EU antitrust officials probe parallel trade

Parallel trade in Europe has attracted the gimlet eye of antitrust regulators. EU investigators launched a probe into the players that buy drugs at cheap, state-regulated prices in lower-cost countries and resell them in markets where they can command higher prices.

European Commission official Blaz Visnar announced the probe but wouldn't identify the companies targeted, Bloomberg reports. "We have sent the first round of questionnaires out," Visnar said at a conference in Brussels.

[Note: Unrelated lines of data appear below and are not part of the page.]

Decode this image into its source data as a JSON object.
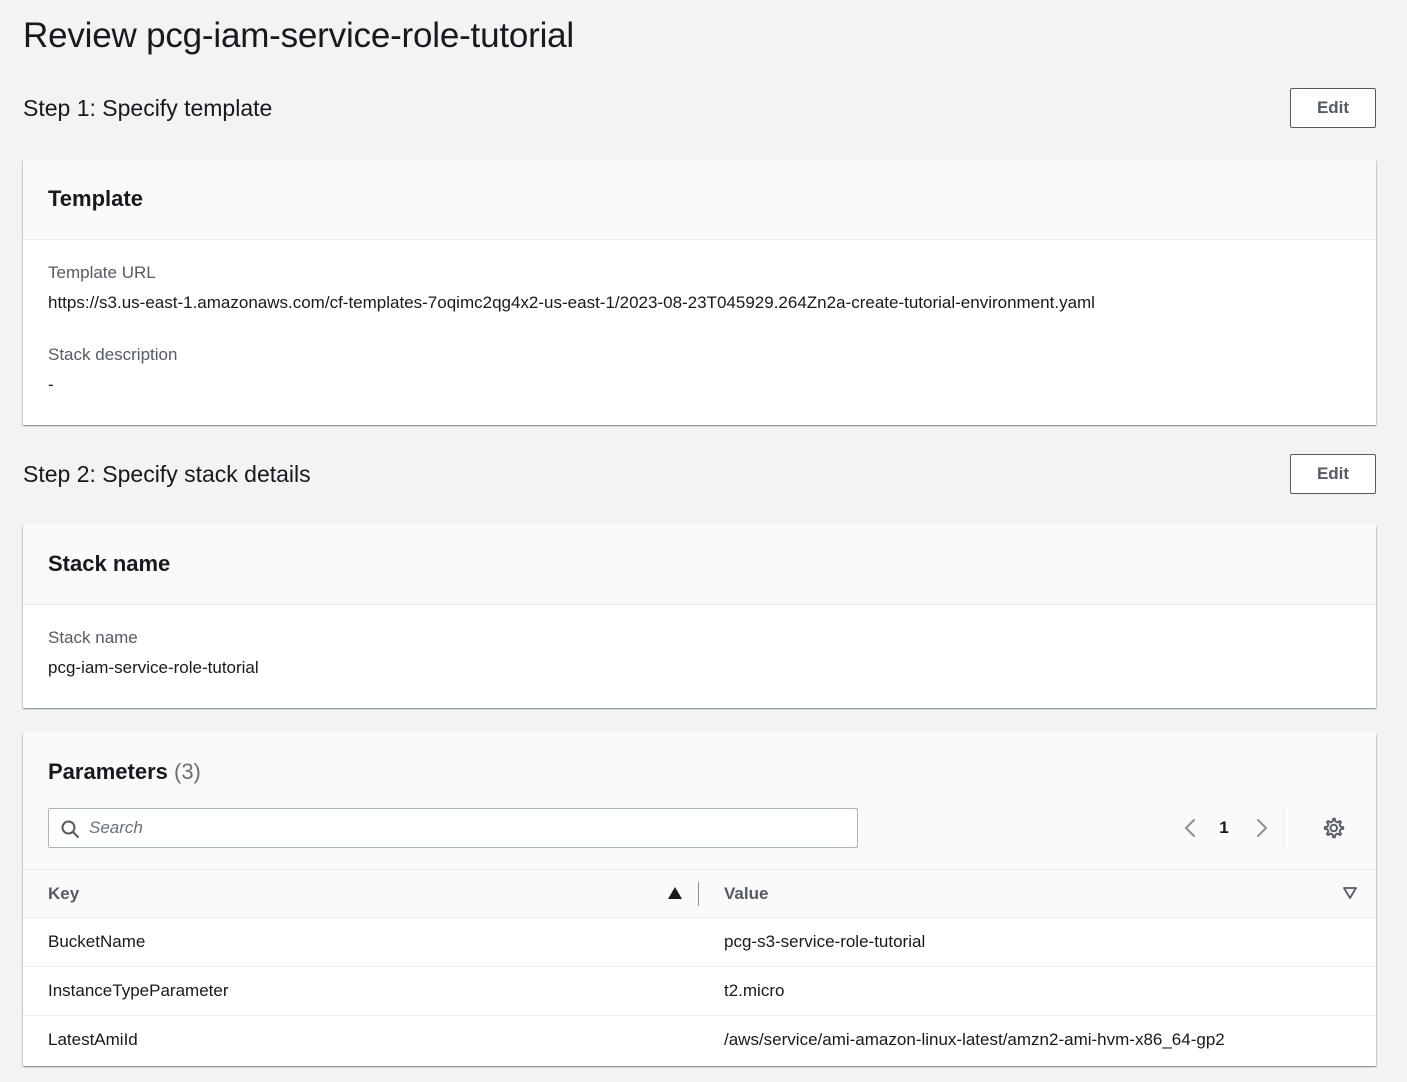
{
  "page_title": "Review pcg-iam-service-role-tutorial",
  "step1": {
    "title": "Step 1: Specify template",
    "edit_label": "Edit",
    "card_title": "Template",
    "template_url_label": "Template URL",
    "template_url_value": "https://s3.us-east-1.amazonaws.com/cf-templates-7oqimc2qg4x2-us-east-1/2023-08-23T045929.264Zn2a-create-tutorial-environment.yaml",
    "stack_description_label": "Stack description",
    "stack_description_value": "-"
  },
  "step2": {
    "title": "Step 2: Specify stack details",
    "edit_label": "Edit",
    "card_title": "Stack name",
    "stack_name_label": "Stack name",
    "stack_name_value": "pcg-iam-service-role-tutorial"
  },
  "parameters": {
    "title": "Parameters",
    "count": "(3)",
    "search_placeholder": "Search",
    "current_page": "1",
    "columns": {
      "key": "Key",
      "value": "Value"
    },
    "rows": [
      {
        "key": "BucketName",
        "value": "pcg-s3-service-role-tutorial"
      },
      {
        "key": "InstanceTypeParameter",
        "value": "t2.micro"
      },
      {
        "key": "LatestAmiId",
        "value": "/aws/service/ami-amazon-linux-latest/amzn2-ami-hvm-x86_64-gp2"
      }
    ]
  },
  "icons": {
    "search": "search-icon",
    "prev": "chevron-left-icon",
    "next": "chevron-right-icon",
    "settings": "gear-icon",
    "sort_asc": "sort-ascending-icon",
    "sort_desc": "sort-descending-icon"
  },
  "colors": {
    "background": "#f2f3f3",
    "card": "#ffffff",
    "card_header": "#fafafa",
    "text_primary": "#16191f",
    "text_secondary": "#545b64"
  }
}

Drug-price cuts have become common across the EU, but price differences remain. Already low prices in Spain and Greece have been cut further, so, despite cutbacks in better-off countries such as Germany and France, there's still a big spread. Exports from Greece have grown so common that they're blamed for exacerbating drug shortages there. (Of course, Greece is having trouble paying for drugs at all, but that's another story.)

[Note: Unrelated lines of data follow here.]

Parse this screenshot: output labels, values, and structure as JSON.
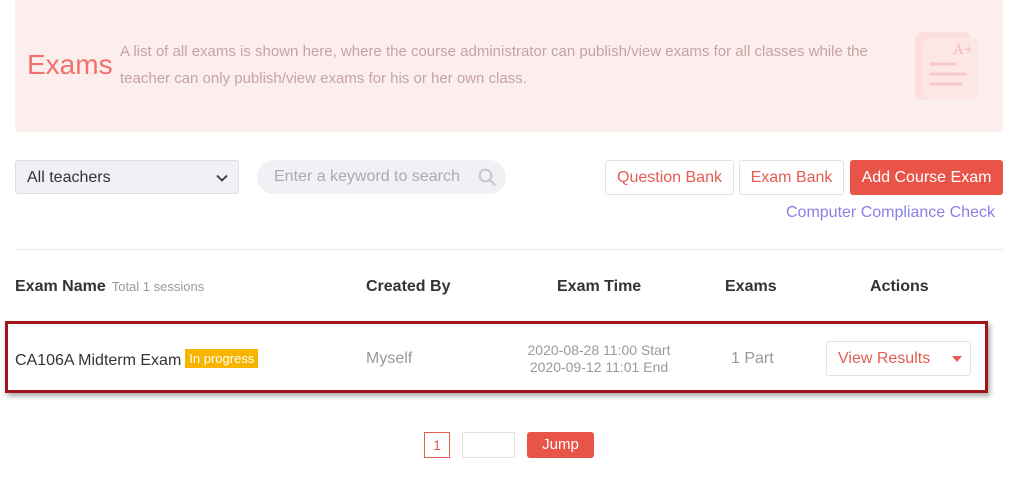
{
  "banner": {
    "title": "Exams",
    "description": "A list of all exams is shown here, where the course administrator can publish/view exams for all classes while the teacher can only publish/view exams for his or her own class.",
    "art_text": "A+"
  },
  "toolbar": {
    "teacher_filter": "All teachers",
    "search_placeholder": "Enter a keyword to search",
    "question_bank": "Question Bank",
    "exam_bank": "Exam Bank",
    "add_course_exam": "Add Course Exam",
    "compliance_check": "Computer Compliance Check"
  },
  "table": {
    "headers": {
      "exam_name": "Exam Name",
      "total": "Total 1 sessions",
      "created_by": "Created By",
      "exam_time": "Exam Time",
      "exams": "Exams",
      "actions": "Actions"
    },
    "rows": [
      {
        "name": "CA106A Midterm Exam",
        "status": "In progress",
        "created_by": "Myself",
        "start": "2020-08-28 11:00 Start",
        "end": "2020-09-12 11:01 End",
        "parts": "1 Part",
        "action": "View Results"
      }
    ]
  },
  "pagination": {
    "current_page": "1",
    "jump_label": "Jump"
  },
  "colors": {
    "accent": "#e85447",
    "banner_bg": "#fdeeee",
    "status_badge": "#f7b500",
    "link": "#8a80e6",
    "highlight_box": "#a0141b"
  }
}
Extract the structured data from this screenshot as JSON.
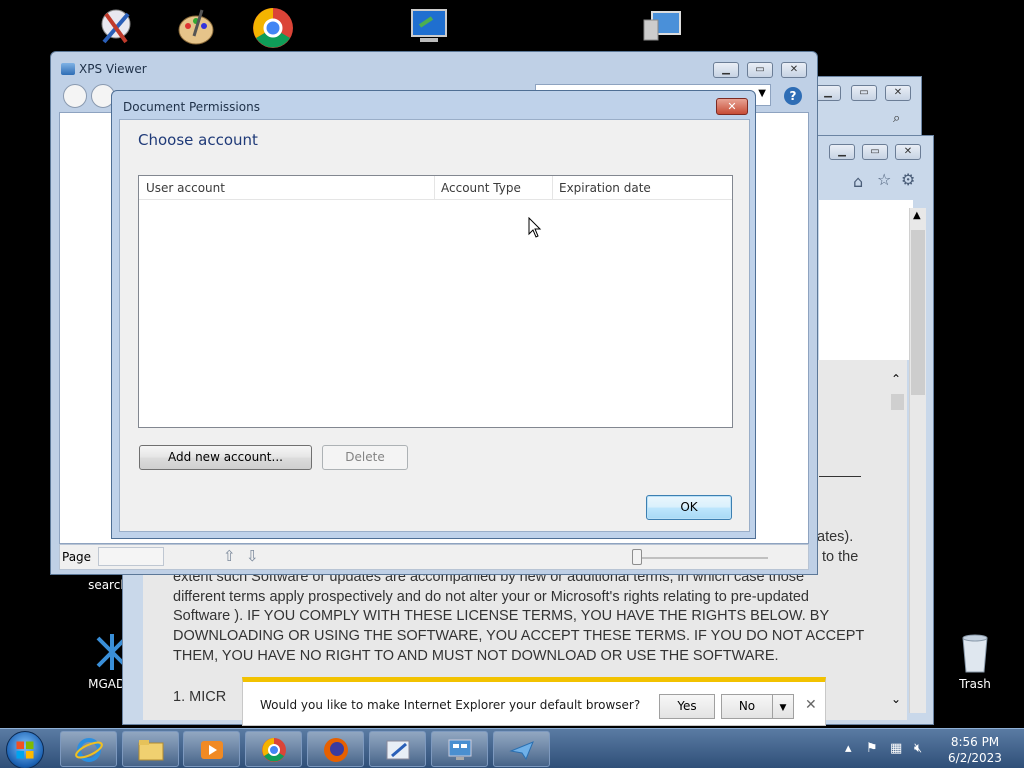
{
  "desktop": {
    "icons": [
      {
        "label": "search"
      },
      {
        "label": "MGADia"
      },
      {
        "label": "Trash"
      }
    ]
  },
  "ie": {
    "legal_lines": [
      "extent such Software or updates are accompanied by new or additional terms, in which case those",
      "different terms apply prospectively and do not alter your or Microsoft's rights relating to pre-updated",
      "Software ). IF YOU COMPLY WITH THESE LICENSE TERMS, YOU HAVE THE RIGHTS BELOW. BY",
      "DOWNLOADING OR USING THE SOFTWARE, YOU ACCEPT THESE TERMS. IF YOU DO NOT ACCEPT",
      "THEM, YOU HAVE NO RIGHT TO AND MUST NOT DOWNLOAD OR USE THE SOFTWARE."
    ],
    "list_item": "1.    MICR",
    "frag_right_1": "ates).",
    "frag_right_2": "to the"
  },
  "xps": {
    "title": "XPS Viewer",
    "page_label": "Page"
  },
  "dialog": {
    "title": "Document Permissions",
    "close_label": "✕",
    "heading": "Choose account",
    "columns": [
      "User account",
      "Account Type",
      "Expiration date"
    ],
    "add_button": "Add new account...",
    "delete_button": "Delete",
    "ok_button": "OK"
  },
  "notification": {
    "message": "Would you like to make Internet Explorer your default browser?",
    "yes": "Yes",
    "no": "No",
    "close": "✕"
  },
  "taskbar": {
    "time": "8:56 PM",
    "date": "6/2/2023"
  }
}
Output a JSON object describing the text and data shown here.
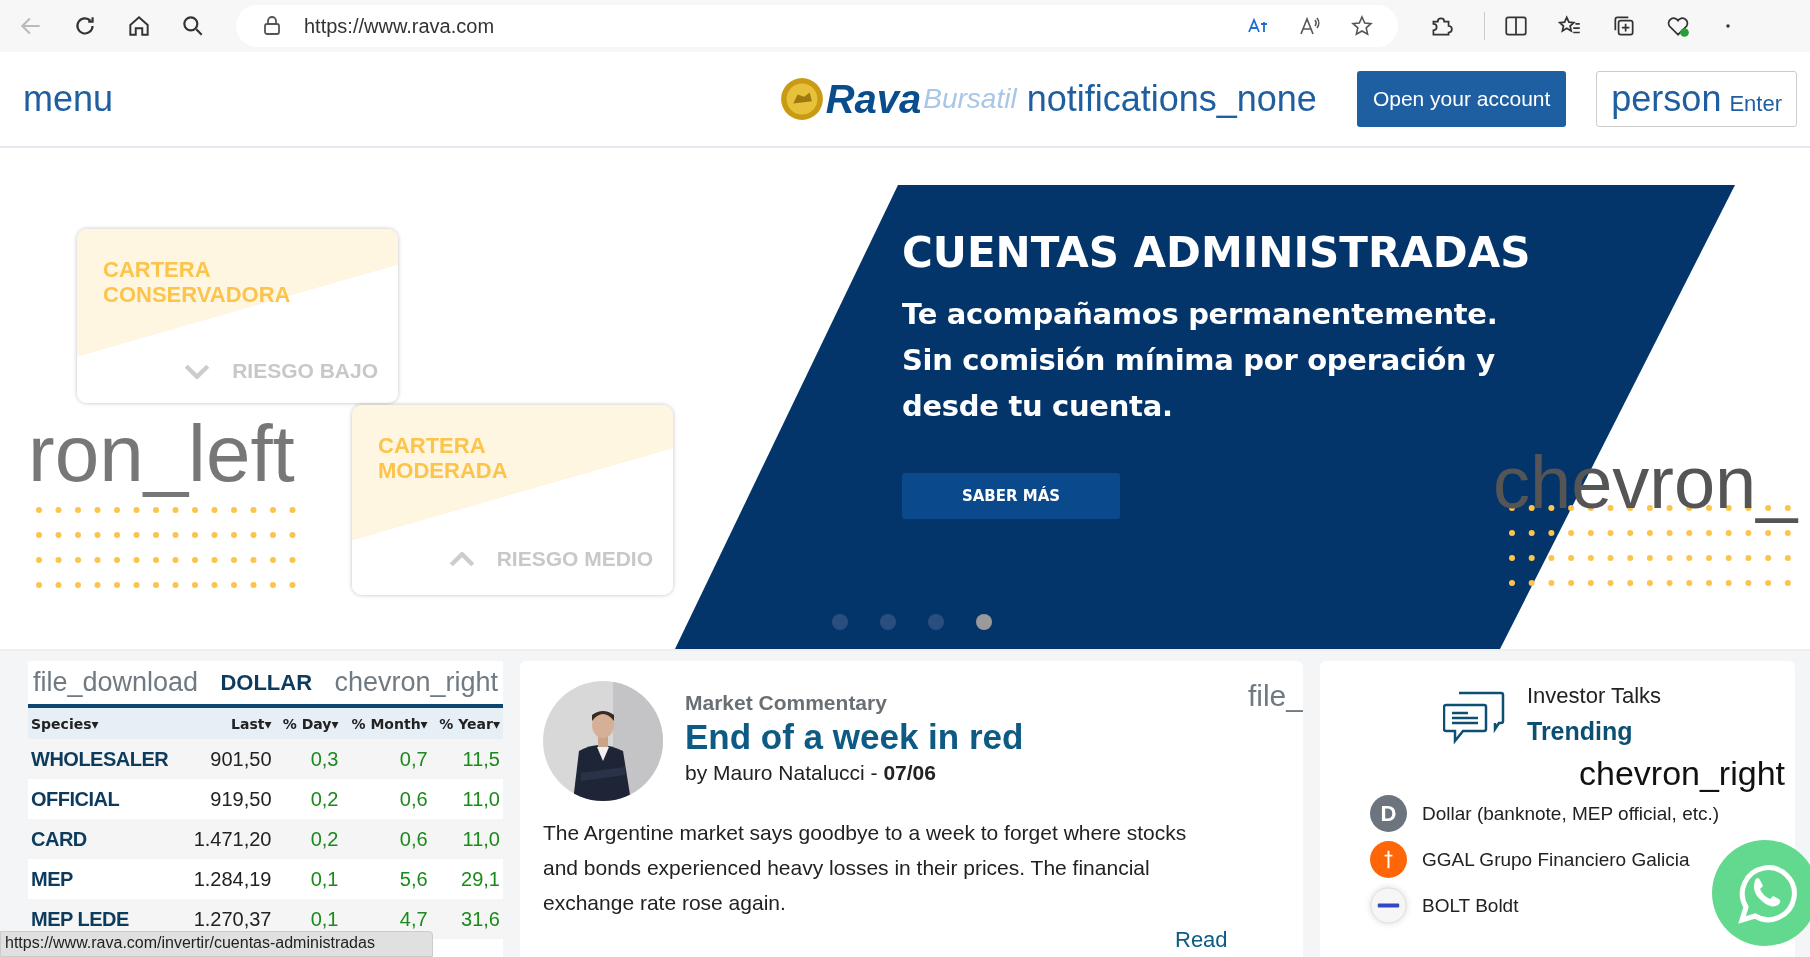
{
  "browser": {
    "url": "https://www.rava.com"
  },
  "header": {
    "menu": "menu",
    "logo": "Rava",
    "logo_sub": "Bursatil",
    "notifications": "notifications_none",
    "open_account": "Open your account",
    "person": "person",
    "enter": "Enter"
  },
  "banner": {
    "prev": "ron_left",
    "next": "chevron_",
    "cards": [
      {
        "title": "CARTERA CONSERVADORA",
        "risk": "RIESGO BAJO",
        "kind": "low"
      },
      {
        "title": "CARTERA MODERADA",
        "risk": "RIESGO MEDIO",
        "kind": "medium"
      }
    ],
    "heading": "CUENTAS ADMINISTRADAS",
    "text": "Te acompañamos permanentemente.\nSin comisión mínima por operación y\ndesde tu cuenta.",
    "button": "SABER MÁS",
    "slides": [
      {
        "selected": false
      },
      {
        "selected": false
      },
      {
        "selected": false
      },
      {
        "selected": true
      }
    ]
  },
  "dollar": {
    "download": "file_download",
    "title": "DOLLAR",
    "next": "chevron_right",
    "columns": [
      "Species▾",
      "Last▾",
      "% Day▾",
      "% Month▾",
      "% Year▾"
    ],
    "rows": [
      {
        "name": "WHOLESALER",
        "last": "901,50",
        "day": "0,3",
        "month": "0,7",
        "year": "11,5"
      },
      {
        "name": "OFFICIAL",
        "last": "919,50",
        "day": "0,2",
        "month": "0,6",
        "year": "11,0"
      },
      {
        "name": "CARD",
        "last": "1.471,20",
        "day": "0,2",
        "month": "0,6",
        "year": "11,0"
      },
      {
        "name": "MEP",
        "last": "1.284,19",
        "day": "0,1",
        "month": "5,6",
        "year": "29,1"
      },
      {
        "name": "MEP LEDE",
        "last": "1.270,37",
        "day": "0,1",
        "month": "4,7",
        "year": "31,6"
      }
    ]
  },
  "commentary": {
    "category": "Market Commentary",
    "title": "End of a week in red",
    "byline": "by Mauro Natalucci - **07/06**",
    "download": "file_",
    "body": "The Argentine market says goodbye to a week to forget where stocks and bonds experienced heavy losses in their prices. The financial exchange rate rose again.",
    "read": "Read"
  },
  "talks": {
    "title": "Investor Talks",
    "subtitle": "Trending",
    "next": "chevron_right",
    "items": [
      {
        "kind": "letter",
        "badge": "D",
        "label": "Dollar (banknote, MEP official, etc.)"
      },
      {
        "kind": "cross",
        "label": "GGAL Grupo Financiero Galicia"
      },
      {
        "kind": "logo",
        "label": "BOLT Boldt"
      }
    ]
  },
  "status_bar": "https://www.rava.com/invertir/cuentas-administradas"
}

Among the questions investigators are exploring: Whether drug companies are justified in arguing for differential pricing in low-cost countries. In Spain more than a decade ago, GlaxoSmithKline ($GSK) wanted to set higher prices on drugs for export than on drugs for use in-country, but antitrust regulators nixed the idea. In 2009, regulators were told to look at Glaxo's case again, Bloomberg reports.